Nach derzeit gängiger Verwaltungspraxis würde der deutsche Fiskus in einem solchen Fall Umsatzsteuer erheben. Dahinter steht der Gedanke, dass der Arbeitgeber dem Arbeitnehmer nichts schenkt. Vielmehr sei davon auszugehen, dass es sich bei der Überlassung des Fahrzeugs um eine Vergütung für die geleistete Arbeit handle – ein Tausch: Auto gegen Arbeit.
Der EuGH hat der deutschen Verwaltungspraxis nun jedoch zum Teil widersprochen und entschieden, dass unter diesen Umständen nicht ohne weiteres von einer Dienstleistung „gegen Entgelt“ ausgegangen werden kann. Wenn zwischen Arbeitgeber und Arbeitnehmer keine „Miete“ vereinbart wurde, handelt es sich nach Auffassung des EuGH insbesondere auch nicht um eine langfristige Fahrzeugvermietung, die nach speziellen umsatzsteuerlichen Leistungsortregeln am Wohnsitz des Arbeitnehmers zu versteuern wäre. Stattdessen sind die besonderen Regeln für die private Nutzung von Firmenvermögen zu beachten. Entscheidend ist dabei insbesondere die Frage, ob der Arbeitgeber die Vorsteuer in Abzug gebracht hat, die im Rahmen der Anschaffung des Dienstwagens angefallen ist.
Mögliche Auswirkungen auf eigene Dienstwagenpraxis
Jetzt gilt es für Arbeitgeber zunächst einmal, sich einen Überblick zu verschaffen, inwiefern sich die EuGH-Rechtsprechung auf ihre eigene Dienstwagenpraxis auswirkt. Dabei dürften sie schnell auf weiteren Klärungsbedarf stoßen: Wann liegt (noch) eine unentgeltliche Überlassung eines Fahrzeugs vor und – besonders fraglich – wie lässt sich diese überhaupt nachweisen? Wie werden die Finanzverwaltungen der Mitgliedstaaten die EuGH-Rechtsprechung in ihrer Verwaltungspraxis umsetzen? Wie ist im Fall der privaten Nutzung von Firmenvermögen die Besteuerungsgrundlage zu ermitteln?
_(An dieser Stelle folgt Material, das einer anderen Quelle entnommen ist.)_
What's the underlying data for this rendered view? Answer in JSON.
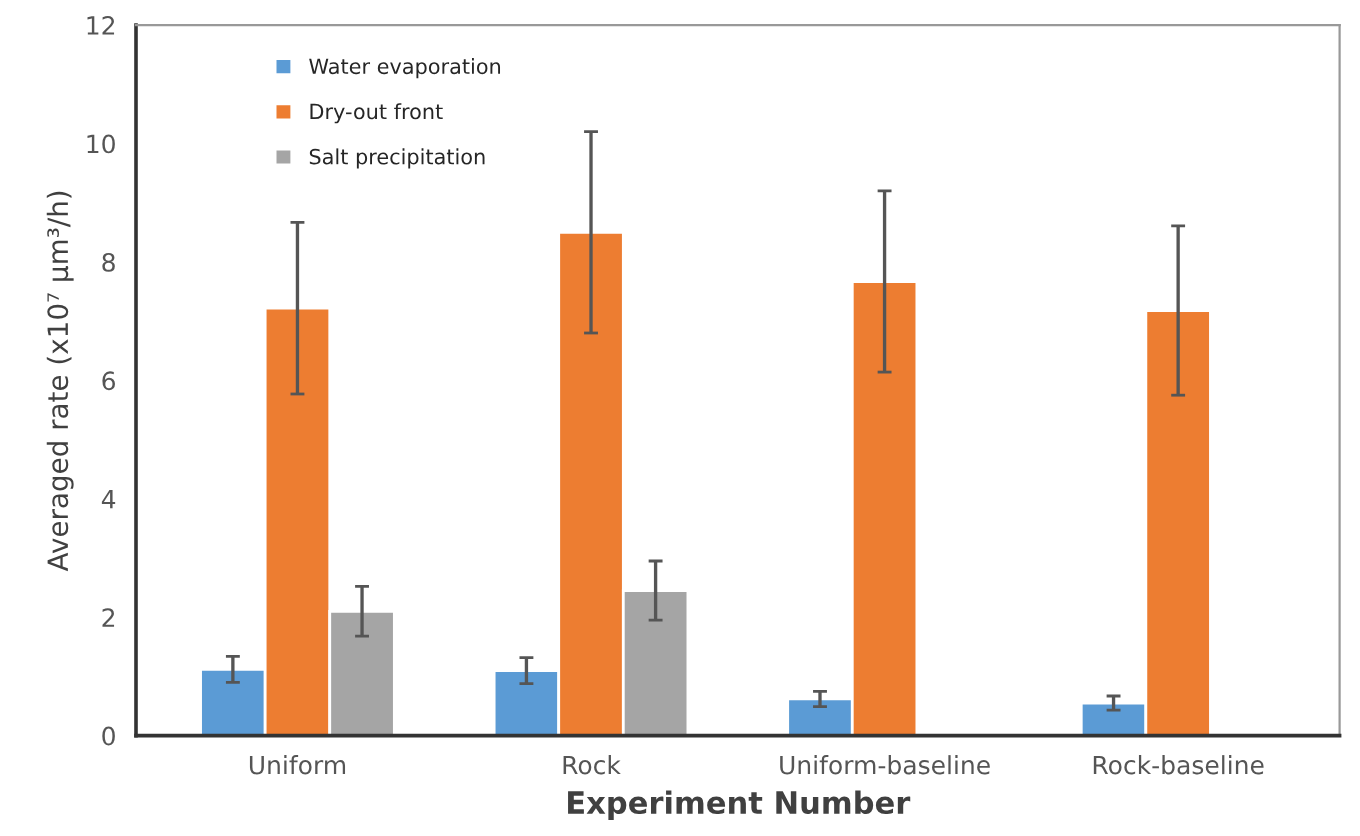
{
  "chart_data": {
    "type": "bar",
    "xlabel": "Experiment Number",
    "ylabel": "Averaged rate (x10⁷ µm³/h)",
    "categories": [
      "Uniform",
      "Rock",
      "Uniform-baseline",
      "Rock-baseline"
    ],
    "series": [
      {
        "name": "Water evaporation",
        "color": "#5b9bd5",
        "values": [
          1.12,
          1.1,
          0.62,
          0.55
        ],
        "errors": [
          0.22,
          0.22,
          0.13,
          0.12
        ]
      },
      {
        "name": "Dry-out front",
        "color": "#ed7d31",
        "values": [
          7.22,
          8.5,
          7.67,
          7.18
        ],
        "errors": [
          1.45,
          1.7,
          1.53,
          1.43
        ]
      },
      {
        "name": "Salt precipitation",
        "color": "#a5a5a5",
        "values": [
          2.1,
          2.45,
          null,
          null
        ],
        "errors": [
          0.42,
          0.5,
          null,
          null
        ]
      }
    ],
    "ylim": [
      0,
      12
    ],
    "yticks": [
      0,
      2,
      4,
      6,
      8,
      10,
      12
    ],
    "grid": false,
    "legend": "top left"
  }
}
Es lohnt sich womöglich eine Kosten-Nutzen-Analyse, die unternehmens- und fallbezogen unterschiedlich ausfallen kann. Genaues Hinsehen kann sich im Hinblick auf mögliche Gestaltungen zur Optimierung lohnen.
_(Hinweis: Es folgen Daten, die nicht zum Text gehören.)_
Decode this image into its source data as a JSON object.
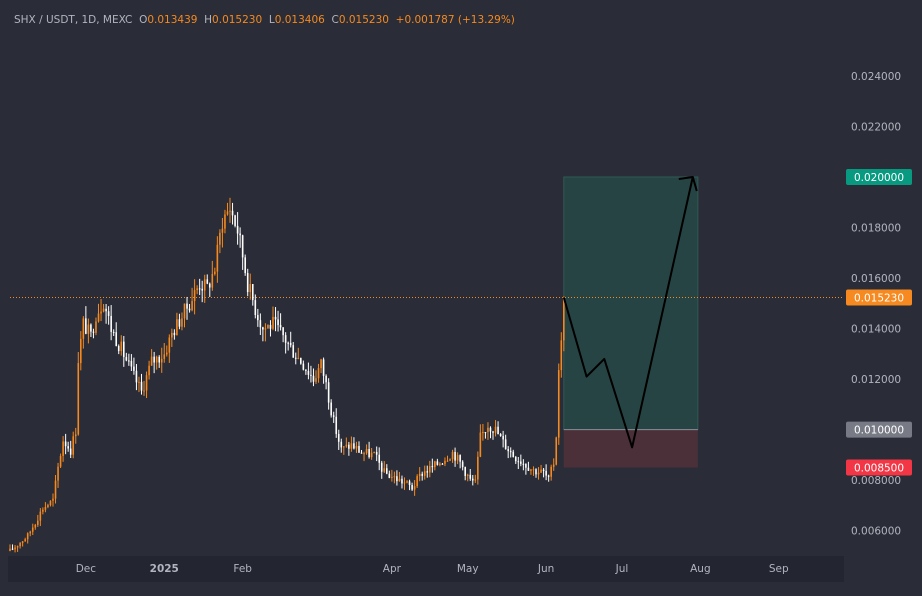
{
  "header": {
    "symbol": "SHX / USDT, 1D, MEXC",
    "open_label": "O",
    "open_value": "0.013439",
    "high_label": "H",
    "high_value": "0.015230",
    "low_label": "L",
    "low_value": "0.013406",
    "close_label": "C",
    "close_value": "0.015230",
    "change": "+0.001787 (+13.29%)"
  },
  "colors": {
    "background": "#2a2d37",
    "up_candle": "#f6891f",
    "down_candle": "#ffffff",
    "target_zone": "#264443",
    "stop_zone": "#4b3039",
    "target_badge": "#089981",
    "current_badge": "#f6891f",
    "entry_badge": "#787b86",
    "stop_badge": "#f23645",
    "projection_line": "#000000"
  },
  "chart_data": {
    "type": "candlestick",
    "title": "",
    "xlabel": "",
    "ylabel": "",
    "ylim": [
      0.005,
      0.0255
    ],
    "x_range": [
      "2024-11-01",
      "2025-09-26"
    ],
    "grid": false,
    "price_scale_ticks": [
      "0.006000",
      "0.008000",
      "0.010000",
      "0.012000",
      "0.014000",
      "0.016000",
      "0.018000",
      "0.020000",
      "0.022000",
      "0.024000"
    ],
    "time_axis_ticks": [
      {
        "label": "Dec",
        "date": "2024-12-01"
      },
      {
        "label": "2025",
        "date": "2025-01-01"
      },
      {
        "label": "Feb",
        "date": "2025-02-01"
      },
      {
        "label": "Apr",
        "date": "2025-04-01"
      },
      {
        "label": "May",
        "date": "2025-05-01"
      },
      {
        "label": "Jun",
        "date": "2025-06-01"
      },
      {
        "label": "Jul",
        "date": "2025-07-01"
      },
      {
        "label": "Aug",
        "date": "2025-08-01"
      },
      {
        "label": "Sep",
        "date": "2025-09-01"
      }
    ],
    "price_anchors": [
      [
        "2024-11-01",
        0.0052
      ],
      [
        "2024-11-08",
        0.0058
      ],
      [
        "2024-11-14",
        0.0069
      ],
      [
        "2024-11-18",
        0.0072
      ],
      [
        "2024-11-20",
        0.0085
      ],
      [
        "2024-11-22",
        0.0096
      ],
      [
        "2024-11-25",
        0.0092
      ],
      [
        "2024-11-27",
        0.01
      ],
      [
        "2024-11-28",
        0.0128
      ],
      [
        "2024-11-30",
        0.0142
      ],
      [
        "2024-12-03",
        0.0137
      ],
      [
        "2024-12-05",
        0.0146
      ],
      [
        "2024-12-08",
        0.0151
      ],
      [
        "2024-12-11",
        0.014
      ],
      [
        "2024-12-15",
        0.0132
      ],
      [
        "2024-12-19",
        0.0123
      ],
      [
        "2024-12-23",
        0.0115
      ],
      [
        "2024-12-27",
        0.0127
      ],
      [
        "2025-01-01",
        0.013
      ],
      [
        "2025-01-04",
        0.0138
      ],
      [
        "2025-01-08",
        0.0145
      ],
      [
        "2025-01-12",
        0.0152
      ],
      [
        "2025-01-15",
        0.0158
      ],
      [
        "2025-01-18",
        0.0156
      ],
      [
        "2025-01-21",
        0.0164
      ],
      [
        "2025-01-24",
        0.0183
      ],
      [
        "2025-01-27",
        0.0188
      ],
      [
        "2025-01-30",
        0.0179
      ],
      [
        "2025-02-01",
        0.0169
      ],
      [
        "2025-02-03",
        0.0158
      ],
      [
        "2025-02-06",
        0.0148
      ],
      [
        "2025-02-09",
        0.014
      ],
      [
        "2025-02-13",
        0.0142
      ],
      [
        "2025-02-17",
        0.0137
      ],
      [
        "2025-02-21",
        0.0131
      ],
      [
        "2025-02-25",
        0.0126
      ],
      [
        "2025-03-01",
        0.012
      ],
      [
        "2025-03-04",
        0.0126
      ],
      [
        "2025-03-06",
        0.0118
      ],
      [
        "2025-03-09",
        0.0103
      ],
      [
        "2025-03-12",
        0.0092
      ],
      [
        "2025-03-16",
        0.0094
      ],
      [
        "2025-03-20",
        0.0091
      ],
      [
        "2025-03-25",
        0.009
      ],
      [
        "2025-03-29",
        0.0083
      ],
      [
        "2025-04-02",
        0.0081
      ],
      [
        "2025-04-06",
        0.0079
      ],
      [
        "2025-04-09",
        0.0077
      ],
      [
        "2025-04-13",
        0.0083
      ],
      [
        "2025-04-17",
        0.0085
      ],
      [
        "2025-04-21",
        0.0088
      ],
      [
        "2025-04-25",
        0.0091
      ],
      [
        "2025-04-28",
        0.0087
      ],
      [
        "2025-05-02",
        0.008
      ],
      [
        "2025-05-04",
        0.0079
      ],
      [
        "2025-05-06",
        0.0097
      ],
      [
        "2025-05-09",
        0.0102
      ],
      [
        "2025-05-12",
        0.01
      ],
      [
        "2025-05-15",
        0.0095
      ],
      [
        "2025-05-19",
        0.009
      ],
      [
        "2025-05-23",
        0.0087
      ],
      [
        "2025-05-27",
        0.0084
      ],
      [
        "2025-05-31",
        0.0083
      ],
      [
        "2025-06-02",
        0.008
      ],
      [
        "2025-06-04",
        0.0087
      ],
      [
        "2025-06-05",
        0.0098
      ],
      [
        "2025-06-06",
        0.0125
      ],
      [
        "2025-06-07",
        0.0134
      ],
      [
        "2025-06-08",
        0.01523
      ]
    ],
    "last_price": 0.01523,
    "position": {
      "start_date": "2025-06-08",
      "end_date": "2025-07-31",
      "entry": 0.01,
      "target": 0.02,
      "stop": 0.0085
    },
    "projection_path": [
      [
        "2025-06-08",
        0.01523
      ],
      [
        "2025-06-17",
        0.0121
      ],
      [
        "2025-06-24",
        0.0128
      ],
      [
        "2025-07-05",
        0.0093
      ],
      [
        "2025-07-29",
        0.02
      ]
    ],
    "price_badges": [
      {
        "label": "0.020000",
        "value": 0.02,
        "color": "#089981"
      },
      {
        "label": "0.015230",
        "value": 0.01523,
        "color": "#f6891f"
      },
      {
        "label": "0.010000",
        "value": 0.01,
        "color": "#787b86"
      },
      {
        "label": "0.008500",
        "value": 0.0085,
        "color": "#f23645"
      }
    ]
  }
}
Entgeltliche Überlassung von Firmenwagen
Der EuGH hat in seiner Entscheidung noch einen zweiten Sachverhalt beurteilt, nämlich den Fall einer entgeltlichen Überlassung von Firmenwagen, d. h. wenn der Arbeitnehmer sich an den Kosten des Firmenwagens finanziell beteiligt.
Wird mit dem Arbeitnehmer die Zahlung einer „Miete“ vereinbart, die ihn dazu berechtigt, den Firmenwagen dauerhaft auch für private Zwecke zu nutzen und andere von der Nutzung auszuschließen, handelt es sich bei der Fahrzeugüberlassung um eine Dienstleistung „gegen Entgelt“. Die vereinbarte Miete, die auch die Form eines teilweisen Gehaltsverzichts oder des Verzichts auf sonstige Vorteile unter dem Arbeitsverhältnis annehmen kann, unterliegt damit der Umsatzsteuer – und zwar im Wohnsitzland des Arbeitnehmers.
Hier ist nun höchste Vorsicht geboten, insbesondere für jeden Arbeitgeber, der Grenzgänger aus dem EU-Ausland beschäftigt und diesen Pendlern Firmenwagen (auch) zur privaten Nutzung entgeltlich und für einen Zeitraum von über 30 Tagen überlässt. Dann ist der Arbeitgeber im Wohnsitzland des Arbeitnehmers für die Abführung der Umsatzsteuer, die form- und fristgerechte Einreichung von Umsatzsteuererklärungen und gegebenenfalls die Ausstellung von Rechnungen verantwortlich.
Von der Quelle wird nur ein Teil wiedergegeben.